Namun, terlihat ada peningkatan pengguna seluler yang mendapatkan akses ke layanan WiFi di berbagai tempat di Indonesia dan menghabiskan lebih banyak waktu terhubung ke layanan fixed broadband. Dapat dilihat terjadinya perubahan waktu yang dihabiskan untuk WiFi, yang telah meningkat dari 33% pada kuartal ke-1 2022 menjadi 37% pada kuartal ke-3 2024 secara nasional.
Ketergantungan terhadap layanan WiFi juga sangat bervariasi di seluruh negeri. Pengguna di beberapa kabupaten di Indonesia menunjukkan kurang dari 30% waktu terhubung ke WiFi, terutama di Sumatera, Sulawesi atau di Kepulauan Maluku. Dilain pihak, di banyak kabupaten di Jawa Timur, tercatat persentase waktu yang sangat tinggi di WiFi, seringkali melebihi 50%. Dengan demikian, akses ke konektivitas internet fixed broadband yang handal menjadi semakin penting di Indonesia.
ISP lokal terkadang memang dapat menawarkan pendekatan yang lebih lokal atau berfokus pada pelanggan lokal, tetapi keunggulan skala dan infrastruktur sering membuat ISP skala besar menjadi pilihan yang lebih baik untuk layanan internet yang lebih cepat dan lebih handal, dan sangat penting untuk memenuhi kebutuhan digital Indonesia yang terus meningkat.
Kota-kota kecil serta daerah pedesaan akan memiliki kesenjangan yang membesar antara kedua segmen ini. Kualitas konektivitas pedesaan yang tidak konsisten dapat menghambat pembangunan ekonomi di daerah-daerah ini. Peningkatan infrastruktur broadband di daerah pedesaan akan mendorong produktivitas, membuka peluang baru, dan mengurangi kesenjangan sosial ekonomi di seluruh Indonesia.
Tingkat konektivitas internet yang layak di daerah pedesaan dapat meningkatkan produktivitas dan membuka peluang kerja dan pendidikan baru bagi masyarakat lokal, juga dapat mempersempit kesenjangan sosial ekonomi antara wilayah Indonesia.
Kementerian Komunikasi dan Informatika Republik Indonesia tertarik untuk menetapkan kecepatan fixed broadband minimum di angka 100Mbps, untuk mengejar ketinggalan dengan pasar Asia Tenggara lainnya dalam hal kualitas layanan fixed broadband. Sejumlah ISP skala besar siap menawarkan tingkat kecepatan seperti itu, setidaknya untuk sebagian populasi.
Seperti yang ditunjukkan oleh analisis, pengguna fixed broadband yang berlangganan ISP lokal di Indonesia menerima Kualitas Layanan (QoS) dan Kualitas Pengalaman (QoE) yang lebih rendah, sebagaimana diukur dengan Kualitas Konsistensi Broadband.

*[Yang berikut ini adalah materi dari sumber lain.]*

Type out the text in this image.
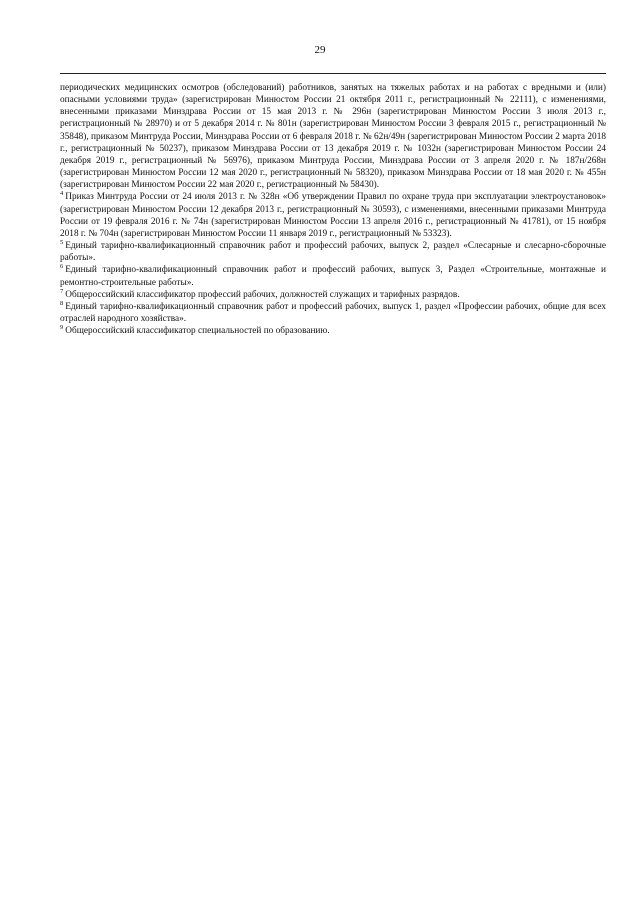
29

периодических медицинских осмотров (обследований) работников, занятых на тяжелых работах и на работах с вредными и (или) опасными условиями труда» (зарегистрирован Минюстом России 21 октября 2011 г., регистрационный № 22111), с изменениями, внесенными приказами Минздрава России от 15 мая 2013 г. № 296н (зарегистрирован Минюстом России 3 июля 2013 г., регистрационный № 28970) и от 5 декабря 2014 г. № 801н (зарегистрирован Минюстом России 3 февраля 2015 г., регистрационный № 35848), приказом Минтруда России, Минздрава России от 6 февраля 2018 г. № 62н/49н (зарегистрирован Минюстом России 2 марта 2018 г., регистрационный № 50237), приказом Минздрава России от 13 декабря 2019 г. № 1032н (зарегистрирован Минюстом России 24 декабря 2019 г., регистрационный № 56976), приказом Минтруда России, Минздрава России от 3 апреля 2020 г. № 187н/268н (зарегистрирован Минюстом России 12 мая 2020 г., регистрационный № 58320), приказом Минздрава России от 18 мая 2020 г. № 455н (зарегистрирован Минюстом России 22 мая 2020 г., регистрационный № 58430).

$^4$ Приказ Минтруда России от 24 июля 2013 г. № 328н «Об утверждении Правил по охране труда при эксплуатации электроустановок» (зарегистрирован Минюстом России 12 декабря 2013 г., регистрационный № 30593), с изменениями, внесенными приказами Минтруда России от 19 февраля 2016 г. № 74н (зарегистрирован Минюстом России 13 апреля 2016 г., регистрационный № 41781), от 15 ноября 2018 г. № 704н (зарегистрирован Минюстом России 11 января 2019 г., регистрационный № 53323).

$^5$ Единый тарифно-квалификационный справочник работ и профессий рабочих, выпуск 2, раздел «Слесарные и слесарно-сборочные работы».

$^6$ Единый тарифно-квалификационный справочник работ и профессий рабочих, выпуск 3, Раздел «Строительные, монтажные и ремонтно-строительные работы».

$^7$ Общероссийский классификатор профессий рабочих, должностей служащих и тарифных разрядов.

$^8$ Единый тарифно-квалификационный справочник работ и профессий рабочих, выпуск 1, раздел «Профессии рабочих, общие для всех отраслей народного хозяйства».

$^9$ Общероссийский классификатор специальностей по образованию.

Mencapai kecepatan unduh 100Mbps akan menjadi tantangan besar bagi ISP lokal, terutama ketika mereka masih berjuang untuk memenuhi ambang batas minimum 5Mbps, yang hanya merupakan kecepatan “cukup baik” untuk sebagian besar aplikasi umum dan beberapa kasus penggunaan.
"Fokus untuk memberikan QoS dan QoE yang tinggi adalah penting untuk pertumbuhan digital Indonesia. Konektivitas yang andal merupakan salah satu penggerak pembangunan ekonomi dan sosial, dan jika tidak dilakukan, ada kemungkinan negara ini akan tertinggal dari negara-negara sekitar," ungkap OpenSignal.
ISP yang lebih kecil, termasuk reseller dan penyedia jasa internet tanpa lisensi, memang dapat menawarkan opsi yang lebih terjangkau, tetapi sering menghadapi kesulitan dalam memberikan kualitas layanan yang dibutuhkan, terutama di daerah pedesaan. Memastikan layanan yang terjangkau, tetapi berkualitas tinggi tetap penting untuk pembangunan digital berkelanjutan.
Kominfo mencatat ada lebih dari 1.300 ISP di Indonesia, akan tetapi daftar ini tidak mencakup penyedia yang beroperasi tanpa lisensi, sehingga jumlah pemain lokal kecil kemungkinan akan jauh lebih besar. Dinamika ini dapat mempersulit upaya untuk meningkatkan pengalaman fixed broadband di Indonesia, karena dapat mengurangi insentif bagi ISP skala besar dalam berinvestasi untuk infrastruktur yang lebih modern.
"Memastikan bahwa semua penyedia layanan memenuhi standar kualitas minimum, sambil menyeimbangkan keterjangkauan merupakan hal yang penting untuk mendorong pengembangan broadband di Indonesia."